Dow Ducking Asian Financial Flu

Associated Press

Stocks pushed further into record territory Friday as a robust employment report bolstered hopes that the financial mess in Asia hasn’t yet inflicted any major damage in the U.S. economy.

The Dow Jones industrial average rose 72.24 to 8,189.49, up 282.99 for the week and about 70 points shy of a new high. A midday gain of 95 points had put the Dow above 8,200 for the first time since it closed at a record 8,259.31, back on Aug. 6.

Broader stock indexes also resumed their rally after a one-session stumble, with the Standard & Poor’s 500 and the New York Stock Exchange composite closing at record highs for the fourth time this week. Computer-related shares boosted the Nasdaq market to its best finish since shortly before the Asia-induced market selloff in late October.

Thanks to a 500-point rally over the past two weeks, the Dow has quickly transformed an early 1998 slide of more than 4 percent into a gain of nearly 4 percent.

While most of the inspiration behind that rally has been a lack of worrisome developments in Asia or Washington, Friday’s advance was at least partially motivated by a report that the U.S. economy unexpectedly created 358,000 jobs in January, keeping the unemployment rate at a near 24-year low of 4.7 percent.
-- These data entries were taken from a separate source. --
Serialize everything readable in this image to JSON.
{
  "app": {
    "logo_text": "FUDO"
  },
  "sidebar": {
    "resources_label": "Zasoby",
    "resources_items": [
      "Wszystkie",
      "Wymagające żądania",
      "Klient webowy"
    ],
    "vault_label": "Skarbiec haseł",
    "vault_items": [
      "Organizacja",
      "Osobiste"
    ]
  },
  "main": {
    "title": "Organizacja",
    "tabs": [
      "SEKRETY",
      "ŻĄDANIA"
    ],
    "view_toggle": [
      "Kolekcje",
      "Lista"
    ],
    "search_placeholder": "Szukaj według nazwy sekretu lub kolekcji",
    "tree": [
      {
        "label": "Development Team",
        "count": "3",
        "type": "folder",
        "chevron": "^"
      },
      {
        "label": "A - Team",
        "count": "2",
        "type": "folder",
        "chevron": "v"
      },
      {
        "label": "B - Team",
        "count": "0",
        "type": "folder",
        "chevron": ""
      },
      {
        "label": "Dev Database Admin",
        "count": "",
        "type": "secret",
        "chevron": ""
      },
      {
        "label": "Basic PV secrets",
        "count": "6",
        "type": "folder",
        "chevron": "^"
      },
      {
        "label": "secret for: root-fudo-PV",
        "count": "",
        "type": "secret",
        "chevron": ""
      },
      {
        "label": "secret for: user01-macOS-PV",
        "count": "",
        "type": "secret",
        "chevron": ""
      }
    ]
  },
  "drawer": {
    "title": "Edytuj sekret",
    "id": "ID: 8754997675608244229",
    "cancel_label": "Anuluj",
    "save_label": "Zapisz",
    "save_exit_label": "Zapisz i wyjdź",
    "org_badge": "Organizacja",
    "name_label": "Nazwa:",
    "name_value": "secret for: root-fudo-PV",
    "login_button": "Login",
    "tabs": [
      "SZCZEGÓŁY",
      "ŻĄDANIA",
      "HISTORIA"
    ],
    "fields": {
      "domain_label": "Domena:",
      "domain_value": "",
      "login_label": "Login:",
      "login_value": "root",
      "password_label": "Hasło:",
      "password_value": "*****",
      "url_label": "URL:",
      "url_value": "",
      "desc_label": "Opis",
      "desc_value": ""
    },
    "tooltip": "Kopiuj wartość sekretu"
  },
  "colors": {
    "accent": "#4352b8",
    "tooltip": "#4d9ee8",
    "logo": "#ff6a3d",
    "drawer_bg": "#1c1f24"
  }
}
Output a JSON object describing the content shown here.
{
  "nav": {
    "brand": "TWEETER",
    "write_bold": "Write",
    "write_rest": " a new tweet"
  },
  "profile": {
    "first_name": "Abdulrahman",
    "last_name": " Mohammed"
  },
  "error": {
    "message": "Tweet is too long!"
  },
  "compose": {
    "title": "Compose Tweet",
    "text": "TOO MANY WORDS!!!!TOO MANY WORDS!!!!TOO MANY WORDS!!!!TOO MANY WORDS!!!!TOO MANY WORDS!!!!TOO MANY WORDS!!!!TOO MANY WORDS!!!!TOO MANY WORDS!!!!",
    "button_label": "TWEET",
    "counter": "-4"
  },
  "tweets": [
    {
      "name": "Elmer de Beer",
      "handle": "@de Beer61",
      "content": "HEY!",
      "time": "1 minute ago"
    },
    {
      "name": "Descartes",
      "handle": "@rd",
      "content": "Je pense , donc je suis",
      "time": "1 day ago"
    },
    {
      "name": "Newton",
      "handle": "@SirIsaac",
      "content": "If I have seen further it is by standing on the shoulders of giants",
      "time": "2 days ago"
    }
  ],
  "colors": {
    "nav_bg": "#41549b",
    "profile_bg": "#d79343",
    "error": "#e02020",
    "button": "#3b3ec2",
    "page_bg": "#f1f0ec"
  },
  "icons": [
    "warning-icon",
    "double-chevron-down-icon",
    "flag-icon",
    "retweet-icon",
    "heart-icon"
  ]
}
“The employment numbers showed that the economy is still strong” despite the drag of the financial turmoil overseas, said Russ Labrasca, a market analyst at Principal Financial Securities of Dallas, cautioning that “we still need to see Asia play itself out.”

Notably, construction accounted for a quarter of the new jobs, reflecting a strong housing market driven by falling mortgage rates - an indirect benefit of the Asian crisis. The cooling of inflationary pressures resulting from Asian turmoil helped push long-term interest rates to record lows last month in the bond market.

The Dow’s biggest gainers were J.P. Morgan, up 4-3/8 to 111-3/4; Procter & Gamble, up 2-3/8 to 82; Caterpillar, up 1 to 50; and Sears Roebuck, up 1-3/4 to 52.

Advancing issues outnumbered decliners by a 3-to-2 margin on the NYSE, where volume totaled 569.65 million - brisk, but the first tally below 700 million all week and the first below 600 million in nearly two weeks.

The Standard & Poor’s 500-stock index rose 8.92 to 1,012.46, and the NYSE composite index rose 3.34 to 526.31.

The Nasdaq composite index rose 17.45 to 1,694.35, led by technology bellwethers Oracle, up 3-1/8 to 27; Intel, up 1-3/64 to 87-35/64; and Microsoft, up 2-11/16 to 158-1/8.

The Russell 2000 index of smaller companies rose 1.44 to 445.50, and the small-company dominated American Stock Exchange composite index rose 3.32 to 680.32.

Overseas, Tokyo’s Nikkei stock average rose 0.2 percent, Frankfurt’s DAX index fell 1.1 percent and London’s FT-SE 100 rose 0.4 percent.